Two nominated members will also sit on the Youth & Junior Forum, a key device used to advance youth rugby league.

==Forms of the game==
Both males and females can play youth and junior rugby league, in fact from under-7 up to the under-11 teams are of mixed gender. The age groups at clubs run from under-7 all the way up to under-18 and at present there are around 500 clubs. There are currently more than 30 community clubs who have developed female sections, with over 600 girls aged between 11 and 16 registered to play for sides at the under-12, under-14 and under-16 age groups.

The Rugby Football League uses two modified forms of rugby league created by ARL Development in Australia. Mini league (known as mini footy in Australia) is played by all children up to Year 4 of Primary School. It is designed to provide children with a safe environment, a firm knowledge of the laws of rugby league and a chance to practice the skills such as tackling, passing and common defensive and attacking tactics. Players up to and including Year 6 of Primary School play mod league. Mod league is a bridge between mini league and full contact rugby league. On completion of mod league, players make a move to full international rugby league laws.

Tag rugby, touch rugby and rugby league nines are also widely used to introduce young children to the sport of rugby league.

==English Schools Rugby League==

English Schools Rugby League was formed in 1967 following talks between the counties of Lancashire and Yorkshire. It was formed to enable the organising and playing of International games, to act as one body for the disbursement of Grant Aid received from the RFL and to act as an organising body to spread the game and to be a forum for committed and expert opinion.

==Champion Schools==

The Champion Schools tournament is a national competition for secondary schools. The RFL in partnership with English Schools Rugby League re-launched the Champion Schools Tournament in 2002 and since then it has continued to grow each year.

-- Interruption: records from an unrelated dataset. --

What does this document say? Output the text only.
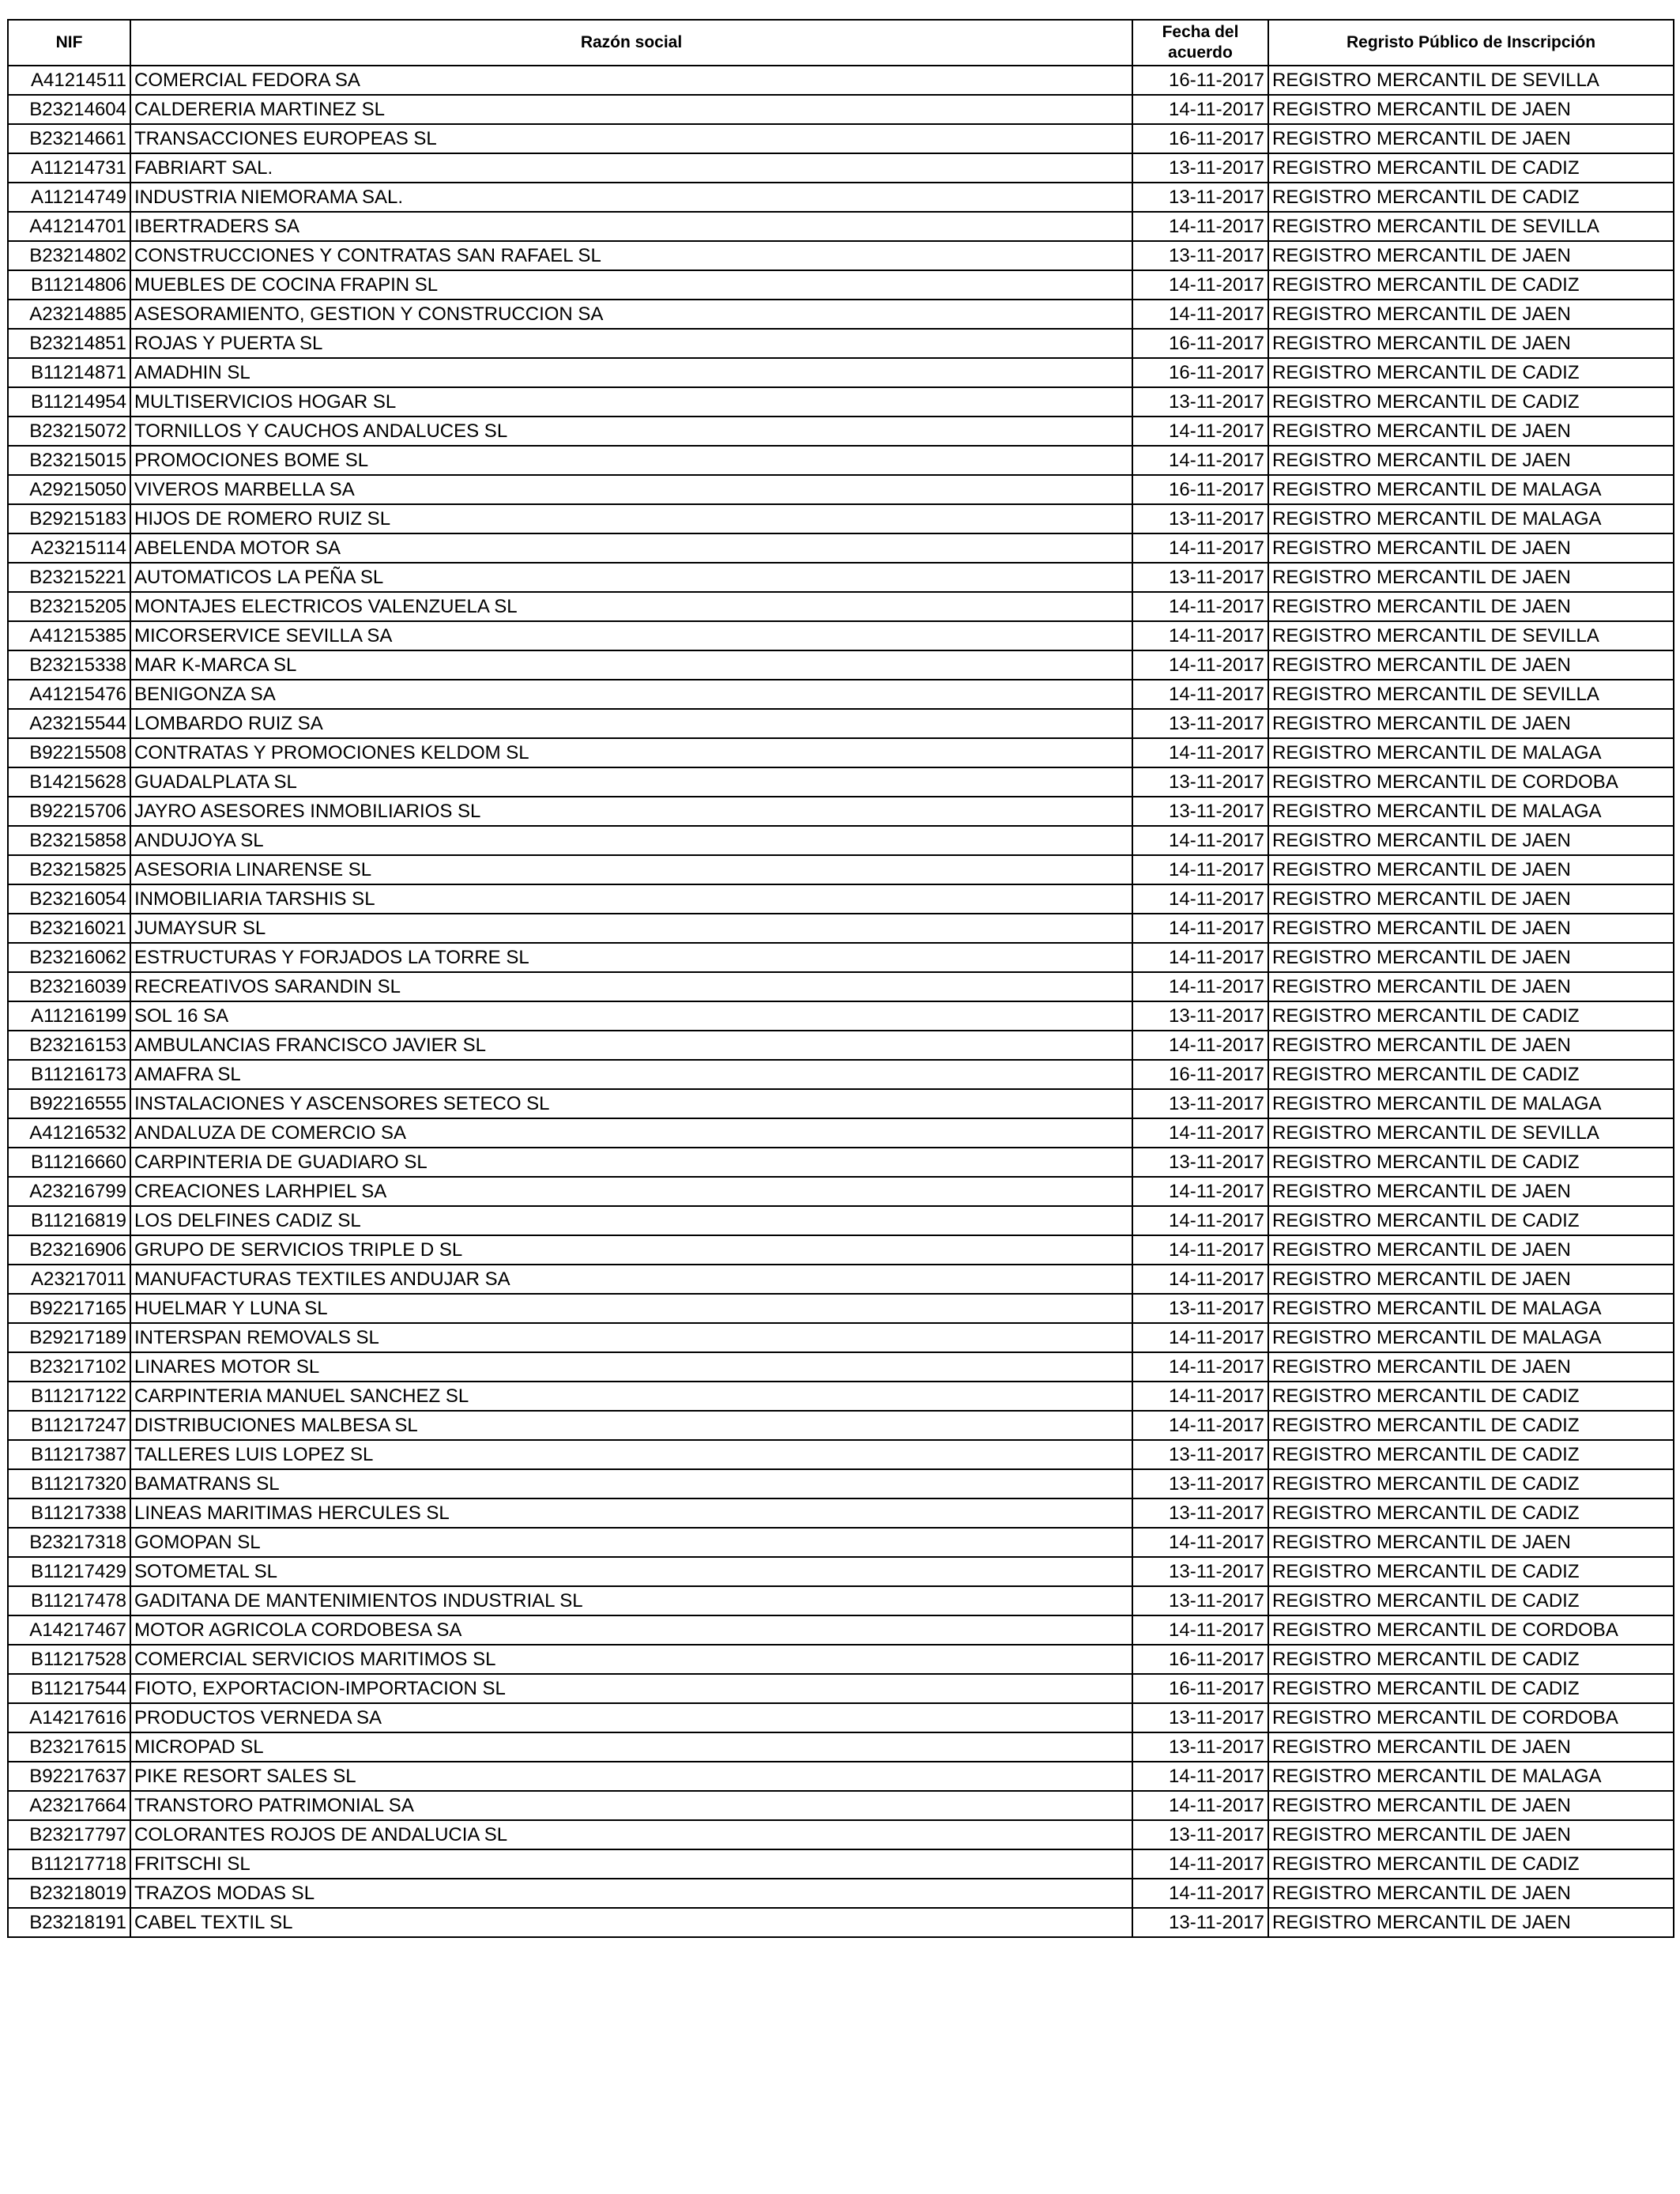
NIF	Razón social	Fecha del acuerdo	Regristo Público de Inscripción
A41214511	COMERCIAL FEDORA SA	16-11-2017	REGISTRO MERCANTIL DE SEVILLA
B23214604	CALDERERIA MARTINEZ SL	14-11-2017	REGISTRO MERCANTIL DE JAEN
B23214661	TRANSACCIONES EUROPEAS SL	16-11-2017	REGISTRO MERCANTIL DE JAEN
A11214731	FABRIART SAL.	13-11-2017	REGISTRO MERCANTIL DE CADIZ
A11214749	INDUSTRIA NIEMORAMA SAL.	13-11-2017	REGISTRO MERCANTIL DE CADIZ
A41214701	IBERTRADERS SA	14-11-2017	REGISTRO MERCANTIL DE SEVILLA
B23214802	CONSTRUCCIONES Y CONTRATAS SAN RAFAEL SL	13-11-2017	REGISTRO MERCANTIL DE JAEN
B11214806	MUEBLES DE COCINA FRAPIN SL	14-11-2017	REGISTRO MERCANTIL DE CADIZ
A23214885	ASESORAMIENTO, GESTION Y CONSTRUCCION SA	14-11-2017	REGISTRO MERCANTIL DE JAEN
B23214851	ROJAS Y PUERTA SL	16-11-2017	REGISTRO MERCANTIL DE JAEN
B11214871	AMADHIN SL	16-11-2017	REGISTRO MERCANTIL DE CADIZ
B11214954	MULTISERVICIOS HOGAR SL	13-11-2017	REGISTRO MERCANTIL DE CADIZ
B23215072	TORNILLOS Y CAUCHOS ANDALUCES SL	14-11-2017	REGISTRO MERCANTIL DE JAEN
B23215015	PROMOCIONES BOME SL	14-11-2017	REGISTRO MERCANTIL DE JAEN
A29215050	VIVEROS MARBELLA SA	16-11-2017	REGISTRO MERCANTIL DE MALAGA
B29215183	HIJOS DE ROMERO RUIZ SL	13-11-2017	REGISTRO MERCANTIL DE MALAGA
A23215114	ABELENDA MOTOR SA	14-11-2017	REGISTRO MERCANTIL DE JAEN
B23215221	AUTOMATICOS LA PEÑA SL	13-11-2017	REGISTRO MERCANTIL DE JAEN
B23215205	MONTAJES ELECTRICOS VALENZUELA SL	14-11-2017	REGISTRO MERCANTIL DE JAEN
A41215385	MICORSERVICE SEVILLA SA	14-11-2017	REGISTRO MERCANTIL DE SEVILLA
B23215338	MAR K-MARCA SL	14-11-2017	REGISTRO MERCANTIL DE JAEN
A41215476	BENIGONZA SA	14-11-2017	REGISTRO MERCANTIL DE SEVILLA
A23215544	LOMBARDO RUIZ SA	13-11-2017	REGISTRO MERCANTIL DE JAEN
B92215508	CONTRATAS Y PROMOCIONES KELDOM SL	14-11-2017	REGISTRO MERCANTIL DE MALAGA
B14215628	GUADALPLATA SL	13-11-2017	REGISTRO MERCANTIL DE CORDOBA
B92215706	JAYRO ASESORES INMOBILIARIOS SL	13-11-2017	REGISTRO MERCANTIL DE MALAGA
B23215858	ANDUJOYA SL	14-11-2017	REGISTRO MERCANTIL DE JAEN
B23215825	ASESORIA LINARENSE SL	14-11-2017	REGISTRO MERCANTIL DE JAEN
B23216054	INMOBILIARIA TARSHIS SL	14-11-2017	REGISTRO MERCANTIL DE JAEN
B23216021	JUMAYSUR SL	14-11-2017	REGISTRO MERCANTIL DE JAEN
B23216062	ESTRUCTURAS Y FORJADOS LA TORRE SL	14-11-2017	REGISTRO MERCANTIL DE JAEN
B23216039	RECREATIVOS SARANDIN SL	14-11-2017	REGISTRO MERCANTIL DE JAEN
A11216199	SOL 16 SA	13-11-2017	REGISTRO MERCANTIL DE CADIZ
B23216153	AMBULANCIAS FRANCISCO JAVIER SL	14-11-2017	REGISTRO MERCANTIL DE JAEN
B11216173	AMAFRA SL	16-11-2017	REGISTRO MERCANTIL DE CADIZ
B92216555	INSTALACIONES Y ASCENSORES SETECO SL	13-11-2017	REGISTRO MERCANTIL DE MALAGA
A41216532	ANDALUZA DE COMERCIO SA	14-11-2017	REGISTRO MERCANTIL DE SEVILLA
B11216660	CARPINTERIA DE GUADIARO SL	13-11-2017	REGISTRO MERCANTIL DE CADIZ
A23216799	CREACIONES LARHPIEL SA	14-11-2017	REGISTRO MERCANTIL DE JAEN
B11216819	LOS DELFINES CADIZ SL	14-11-2017	REGISTRO MERCANTIL DE CADIZ
B23216906	GRUPO DE SERVICIOS TRIPLE D SL	14-11-2017	REGISTRO MERCANTIL DE JAEN
A23217011	MANUFACTURAS TEXTILES ANDUJAR SA	14-11-2017	REGISTRO MERCANTIL DE JAEN
B92217165	HUELMAR Y LUNA SL	13-11-2017	REGISTRO MERCANTIL DE MALAGA
B29217189	INTERSPAN REMOVALS SL	14-11-2017	REGISTRO MERCANTIL DE MALAGA
B23217102	LINARES MOTOR SL	14-11-2017	REGISTRO MERCANTIL DE JAEN
B11217122	CARPINTERIA MANUEL SANCHEZ SL	14-11-2017	REGISTRO MERCANTIL DE CADIZ
B11217247	DISTRIBUCIONES MALBESA SL	14-11-2017	REGISTRO MERCANTIL DE CADIZ
B11217387	TALLERES LUIS LOPEZ SL	13-11-2017	REGISTRO MERCANTIL DE CADIZ
B11217320	BAMATRANS SL	13-11-2017	REGISTRO MERCANTIL DE CADIZ
B11217338	LINEAS MARITIMAS HERCULES SL	13-11-2017	REGISTRO MERCANTIL DE CADIZ
B23217318	GOMOPAN SL	14-11-2017	REGISTRO MERCANTIL DE JAEN
B11217429	SOTOMETAL SL	13-11-2017	REGISTRO MERCANTIL DE CADIZ
B11217478	GADITANA DE MANTENIMIENTOS INDUSTRIAL SL	13-11-2017	REGISTRO MERCANTIL DE CADIZ
A14217467	MOTOR AGRICOLA CORDOBESA SA	14-11-2017	REGISTRO MERCANTIL DE CORDOBA
B11217528	COMERCIAL SERVICIOS MARITIMOS SL	16-11-2017	REGISTRO MERCANTIL DE CADIZ
B11217544	FIOTO, EXPORTACION-IMPORTACION SL	16-11-2017	REGISTRO MERCANTIL DE CADIZ
A14217616	PRODUCTOS VERNEDA SA	13-11-2017	REGISTRO MERCANTIL DE CORDOBA
B23217615	MICROPAD SL	13-11-2017	REGISTRO MERCANTIL DE JAEN
B92217637	PIKE RESORT SALES SL	14-11-2017	REGISTRO MERCANTIL DE MALAGA
A23217664	TRANSTORO PATRIMONIAL SA	14-11-2017	REGISTRO MERCANTIL DE JAEN
B23217797	COLORANTES ROJOS DE ANDALUCIA SL	13-11-2017	REGISTRO MERCANTIL DE JAEN
B11217718	FRITSCHI SL	14-11-2017	REGISTRO MERCANTIL DE CADIZ
B23218019	TRAZOS MODAS SL	14-11-2017	REGISTRO MERCANTIL DE JAEN
B23218191	CABEL TEXTIL SL	13-11-2017	REGISTRO MERCANTIL DE JAEN
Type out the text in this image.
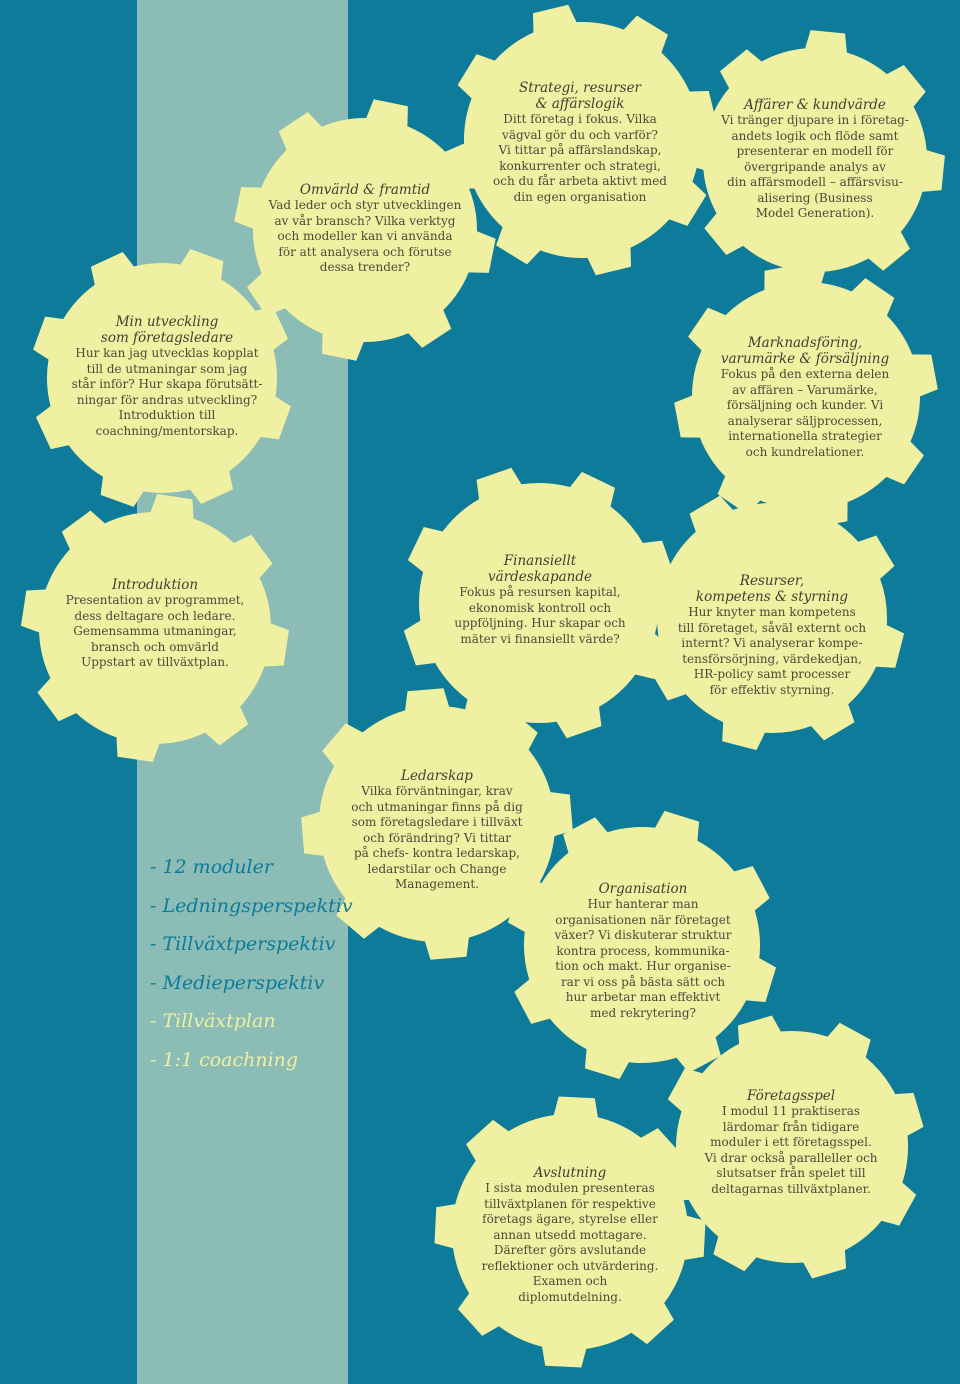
Omvärld & framtid
Vad leder och styr utvecklingen
av vår bransch? Vilka verktyg
och modeller kan vi använda
för att analysera och förutse
dessa trender?
Strategi, resurser
& affärslogik
Ditt företag i fokus. Vilka
vägval gör du och varför?
Vi tittar på affärslandskap,
konkurrenter och strategi,
och du får arbeta aktivt med
din egen organisation
Affärer & kundvärde
Vi tränger djupare in i företag-
andets logik och flöde samt
presenterar en modell för
övergripande analys av
din affärsmodell – affärsvisu-
alisering (Business
Model Generation).
Min utveckling
som företagsledare
Hur kan jag utvecklas kopplat
till de utmaningar som jag
står inför? Hur skapa förutsätt-
ningar för andras utveckling?
Introduktion till
coachning/mentorskap.
Marknadsföring,
varumärke & försäljning
Fokus på den externa delen
av affären – Varumärke,
försäljning och kunder. Vi
analyserar säljprocessen,
internationella strategier
och kundrelationer.
Introduktion
Presentation av programmet,
dess deltagare och ledare.
Gemensamma utmaningar,
bransch och omvärld
Uppstart av tillväxtplan.
Finansiellt
värdeskapande
Fokus på resursen kapital,
ekonomisk kontroll och
uppföljning. Hur skapar och
mäter vi finansiellt värde?
Resurser,
kompetens & styrning
Hur knyter man kompetens
till företaget, såväl externt och
internt? Vi analyserar kompe-
tensförsörjning, värdekedjan,
HR-policy samt processer
för effektiv styrning.
Ledarskap
Vilka förväntningar, krav
och utmaningar finns på dig
som företagsledare i tillväxt
och förändring? Vi tittar
på chefs- kontra ledarskap,
ledarstilar och Change
Management.	Organisation
Hur hanterar man
organisationen när företaget
växer? Vi diskuterar struktur
kontra process, kommunika-
tion och makt. Hur organise-
rar vi oss på bästa sätt och
hur arbetar man effektivt
med rekrytering?
Företagsspel
I modul 11 praktiseras
lärdomar från tidigare
moduler i ett företagsspel.
Vi drar också paralleller och
slutsatser från spelet till
deltagarnas tillväxtplaner.
Avslutning
I sista modulen presenteras
tillväxtplanen för respektive
företags ägare, styrelse eller
annan utsedd mottagare.
Därefter görs avslutande
reflektioner och utvärdering.
Examen och
diplomutdelning.
- 12 moduler
- Ledningsperspektiv
- Tillväxtperspektiv
- Medieperspektiv
- Tillväxtplan
- 1:1 coachning
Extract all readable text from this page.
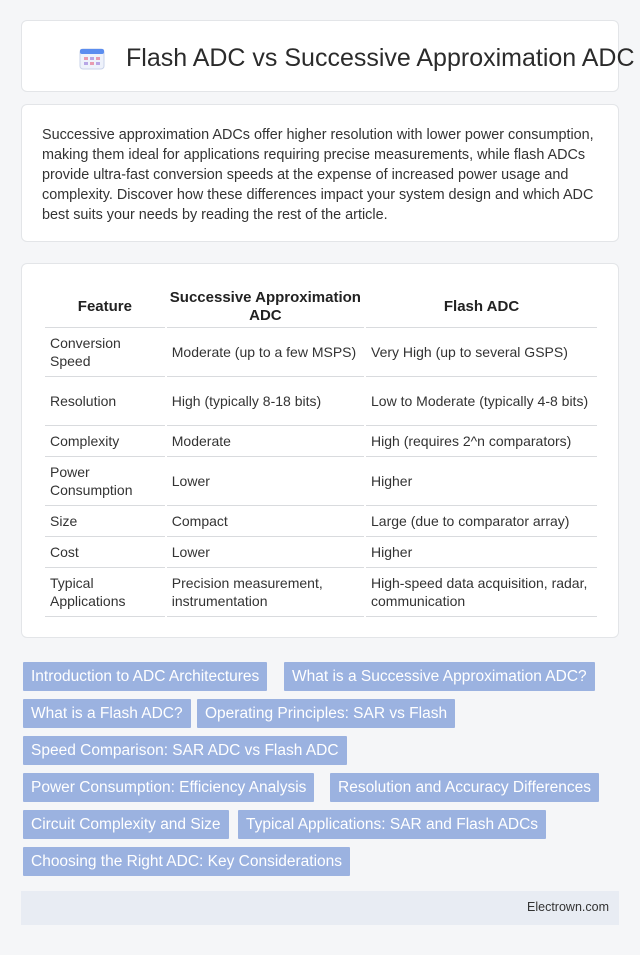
Flash ADC vs Successive Approximation ADC

Successive approximation ADCs offer higher resolution with lower power consumption, making them ideal for applications requiring precise measurements, while flash ADCs provide ultra-fast conversion speeds at the expense of increased power usage and complexity. Discover how these differences impact your system design and which ADC best suits your needs by reading the rest of the article.

Feature	Successive Approximation ADC	Flash ADC
Conversion Speed	Moderate (up to a few MSPS)	Very High (up to several GSPS)
Resolution	High (typically 8-18 bits)	Low to Moderate (typically 4-8 bits)
Complexity	Moderate	High (requires 2^n comparators)
Power Consumption	Lower	Higher
Size	Compact	Large (due to comparator array)
Cost	Lower	Higher
Typical Applications	Precision measurement, instrumentation	High-speed data acquisition, radar, communication
Introduction to ADC Architectures	What is a Successive Approximation ADC?
What is a Flash ADC?	Operating Principles: SAR vs Flash
Speed Comparison: SAR ADC vs Flash ADC
Power Consumption: Efficiency Analysis	Resolution and Accuracy Differences
Circuit Complexity and Size	Typical Applications: SAR and Flash ADCs
Choosing the Right ADC: Key Considerations
Electrown.com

In the 2005/6 academic year over 1,200 teams and 20,000 players competed in the Champion Schools tournament, making it the largest rugby league competition in the world. Eighty percent of participants are new to rugby league. The growth of the Champion Schools tournament led to the creation of the Carnegie Champion Colleges competition for Years 12 and 13. The regionally based competition was introduced in 2008 and started in January.

==Regional leagues and competitions==

British Amateur Rugby League Association runs the Gilette National Youth League as well as the Yorkshire combination, West Riding Youth League, Hull & District Youth League, North West Counties U15 - U13, North West Counties U8 - U12 and North West Counties Youth. There are county cups at age group level, known as the Yorkshire Youth Cup, Lancashire Youth Cup and the Cumbria Youth Cup.

The non-heartlands junior leagues include the Chilterns Junior Rugby League, London Junior League, North East Junior League, Midlands Junior League and Bristol Junior Rugby League.

==Academies==
Professional and semi-professional teams run academy sides to develop young talent. The Academy under- 18 league was introduced in 1991.

The under-20s Super League competition is a full league with twenty rounds and top six play-offs. The under-18s, under-16s and under-15s are non-competitive and feature eight rounds in under-18s and six in under-16s and under-15s. Championship and Championship 1 sides have their own reserve grade.

The under-18s is open to either Super League clubs or Championship sides that meet very stringent criteria. The under-16s and under-15s are open to all Super League, Championship and Championship 1 sides.